Why Rivian stock is surging
Paul L.
Stocks

The share price of electric vehicle startup Rivian (NASDAQ: RIVN) is showing strength as investors react positively to news of a significant investment in the struggling firm.

Although RIVN ended the last trading session down 4% with a valuation of $10.58, the stock was up over 11% during the pre-market session on November 13.

The stock has struggled throughout 2024 amid rising competition and a slowdown in EV market demand, leading Rivian to plunge by almost 50% year-to-date.

Rivian one-day stock price chart. Source: Google Finance

Why Rivian stock is surging 

The current recovery coincides with news that German automaker Volkswagen Group has increased its planned investment in Rivian to $5.8 billion and unveiled a new joint venture.

According to Rivian, the joint venture, dubbed Rivian and VW Group Technology, will start on November 13. Volkswagen plans to invest up to $5.8 billion in Rivian and the joint venture by 2027.

The new partnership seeks to offer both companies next-generation electrical architecture and software technology. Before this latest development, the two automakers revealed their partnership in June. Volkswagen was initially expected to invest $5 billion in Rivian.

This deal will likely benefit Rivian, which has been on a loss-making streak in recent quarters. Specifically, Rivian’s Chief Software Officer, Wassym Bensaid, noted that through the partnership, the EV maker could achieve cost savings through economies of scale provided by Volkswagen, a larger player in the auto world.

Analysts’ take on Rivian stock

Following developments around the Volkswagen deal, Stifel analyst Stephen Gengaro projected potential upside for the equity, setting a ‘Buy’ rating with an $18 price target.

“We believe the Joint Venture (expected to close by year-end) with Volkswagen, especially given it being a globally renowned brand, provides Rivian a substantial platform to showcase its technology leadership, opening the door for potential opportunities for Rivian to be a technology partner with other OEMs,” Gengaro said. 

The joint venture with Volkswagen comes at an opportune time, considering that other Wall Street analysts had turned bearish on the equity following Donald Trump’s re-election. 

As reported by Finbold, Bank of America (NYSE: BAC) downgraded Rivian stock from ‘Buy’ to ‘Neutral’ while lowering the price target from $20 to $13. According to the bank’s John Murphy, Rivian could be impacted if the new administration repeals federal regulatory credits offered to EV manufacturers.

Dan Ives from Wedbush had previously warned that if these credits are removed, Tesla (NASDAQ: TSLA) will likely be the only EV manufacturer to thrive due to its dominant market position. 
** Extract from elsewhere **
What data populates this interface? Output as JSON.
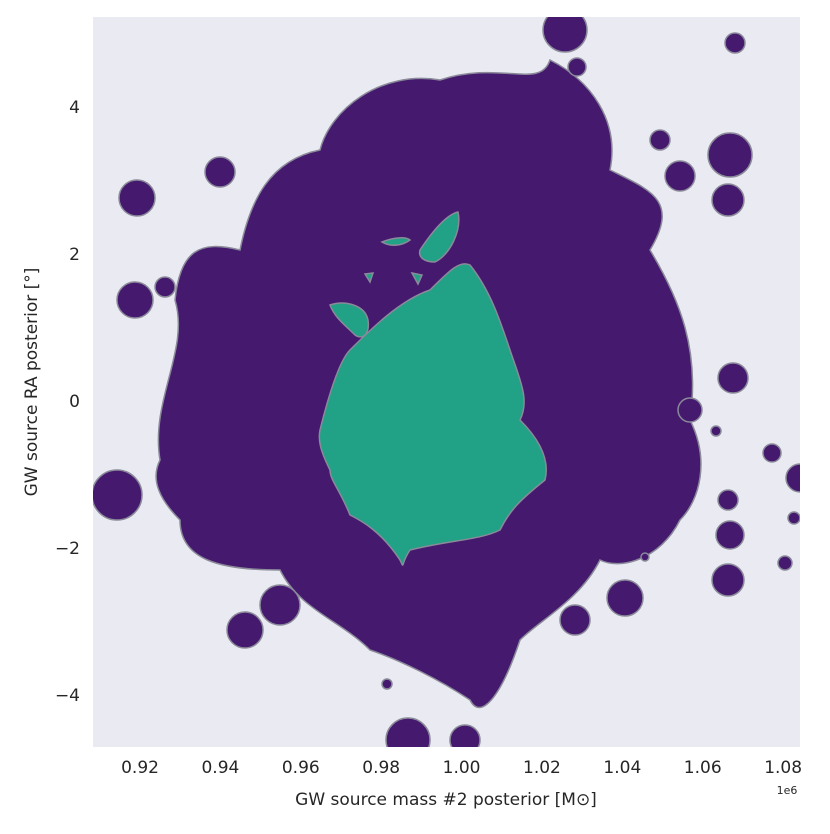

Truist also lowered its target from $16 to $12, maintaining a ‘Hold’ rating due to ongoing production setbacks for Rivian. Mizuho reduced its target to $12, noting U.S. EV demand challenges but remaining optimistic about Rivian’s R2 platform and Volkswagen partnership. 

Rivian’s recovery 

Indeed, Rivian has faced challenges recently as it seeks to become profitable. After disappointing Q3 results, Rivian reduced its annual earnings forecast and production outlook. Revenue was $874 million, missing Wall Street’s $990 million expectation, with a net loss of $1.1 billion. 

Production guidance was cut from 57,000 units to 47,000–49,000 due to supply chain issues. 

Amid these challenges, Rivian continues to implement measures to improve its prospects. For instance, the company signed a five-year battery supply agreement with LG Energy Solution Arizona. 

The EV maker aims to cut sourcing and production costs through this deal, likely reducing battery weight and improving battery pack assembly processing.